Glucose and galactose are two monosaccharides that are absorbed via energy-dependent specific carrier protein known as SGLT1. Glucose-galactose malabsorption is an autosomal recessive disease that presents with life-threatening diarrhea from day upon ingestion of breast milk, mutations in SGLT1 are responsible for loss of function of the glucose-galactose carrier. In many patients, clinical tolerance to the offending carbohydrates improves with age despite the fact that the transport defect persists. Fructose absorption, on the other hand, occurs via facilitated transport through the carrier GLUT5. Isolated fructose malabsorption is rare and its defect has not yet been established.
Lysinuric protein intolerance (LPI) is a rare inherited defect of cationic amino acid (lysine, arginine, and ornithine) transport at the basolateral membrane of intestinal and renal tubular cells caused by mutations in SLC7A7 encoding the y(+)LAT1 transport protein. Impairment of intestinal dibasic amino acids absorption and renal reabsorption causes a metabolic derangement characterized by diarrhea along with low plasma concentration of dibasic amino acids, and dysfunction of the urea cycle leading to hyperammonaemia, orotic aciduria, and protein aversion.
An important cause of chronic diarrhea is the presence of colonic and extra-colonic-associated neoplasms.
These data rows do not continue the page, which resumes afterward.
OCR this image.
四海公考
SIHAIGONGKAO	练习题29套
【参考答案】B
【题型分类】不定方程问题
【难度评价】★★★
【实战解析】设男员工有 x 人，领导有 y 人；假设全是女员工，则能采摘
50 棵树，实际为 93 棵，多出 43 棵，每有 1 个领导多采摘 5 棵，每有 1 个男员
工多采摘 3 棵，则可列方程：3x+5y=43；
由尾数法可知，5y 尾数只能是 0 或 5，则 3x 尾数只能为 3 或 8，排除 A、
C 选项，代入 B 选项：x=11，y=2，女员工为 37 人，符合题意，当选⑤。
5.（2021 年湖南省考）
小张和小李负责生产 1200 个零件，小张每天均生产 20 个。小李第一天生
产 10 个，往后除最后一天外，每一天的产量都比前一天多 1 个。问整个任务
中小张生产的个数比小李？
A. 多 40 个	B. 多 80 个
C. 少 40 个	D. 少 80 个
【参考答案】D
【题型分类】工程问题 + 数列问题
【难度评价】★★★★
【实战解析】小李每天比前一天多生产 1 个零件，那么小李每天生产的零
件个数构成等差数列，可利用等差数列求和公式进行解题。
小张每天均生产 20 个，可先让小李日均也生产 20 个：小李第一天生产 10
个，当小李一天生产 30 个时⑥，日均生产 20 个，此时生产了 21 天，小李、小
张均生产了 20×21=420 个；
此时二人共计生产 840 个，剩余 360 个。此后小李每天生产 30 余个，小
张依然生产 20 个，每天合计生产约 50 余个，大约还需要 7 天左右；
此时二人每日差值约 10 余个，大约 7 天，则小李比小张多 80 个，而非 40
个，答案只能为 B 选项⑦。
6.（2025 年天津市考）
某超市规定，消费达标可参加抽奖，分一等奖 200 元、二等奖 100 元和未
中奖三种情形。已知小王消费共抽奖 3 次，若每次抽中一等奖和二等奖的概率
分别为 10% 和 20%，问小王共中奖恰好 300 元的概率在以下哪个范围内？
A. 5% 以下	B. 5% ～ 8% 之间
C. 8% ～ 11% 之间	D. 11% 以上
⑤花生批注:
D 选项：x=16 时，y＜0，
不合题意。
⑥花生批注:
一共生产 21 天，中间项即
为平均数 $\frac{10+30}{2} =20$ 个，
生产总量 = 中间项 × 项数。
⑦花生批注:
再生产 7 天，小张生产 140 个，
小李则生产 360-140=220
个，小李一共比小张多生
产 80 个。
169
Carcinoids secrete hormones such as vasoactive intestinal peptide (VIP), 5-HT, substance P, bradykinin and prostaglandins, all of which have a pro-secretory effect. The VIP increases cAMP levels while kinins act at the basolateral membrane sodium-potassium ATPase and the luminal CFTR chloride channels to increase luminal sodium and chloride concentration. Profuse diarrhea develops in 30% of patients with medullary carcinoma of the thyroid because of secretion of calcitonin, another secretagogue. Secretory villous adenomas of the colon and rectum are characterized by dehydration, prerenal azotemia, hyponatremia, hypokalemia, metabolic acidosis, and obtundation. Both cAMP and PGE2 are thought to be responsible for the pathogenesis of this disorder.
Diabetic diarrhea occurs in 20% of diabetics and is considered to be a manifestation of autonomic neuropathy with decreased function of the adrenergic and ENS. This makes diabetes the most common systemic disease-causing diarrhea.
Chronic Nonspecific Diarrhea
Toddler’s diarrhea or chronic nonspecific diarrhea is a benign condition in a healthy thriving child. Although the precise pathophysiology remains to be elucidated, evidence suggests that toddler’s diarrhea primarily is a gut motility disorder, modulated by dietary factors. It has been shown in small intestinal motility studies that fasting activity is normal while postprandial motility is abnormal. Although the role of low-fat diets has since long been established, the liberal consumption of fruit juices and soft drinks is considered an equally important factor. Another mechanism may be the dumping of bile acids and hydroxy fatty acids into the colon, leading to cholerrheic diarrhea. This was substantiated by stool examination. The diarrhea is often watery and at times contain undigested food particles. Normalization of the child’s diet, especially with regard to fat, fiber, fluids, and fruit juices, usually suffices to attain resolution of the diarrhea.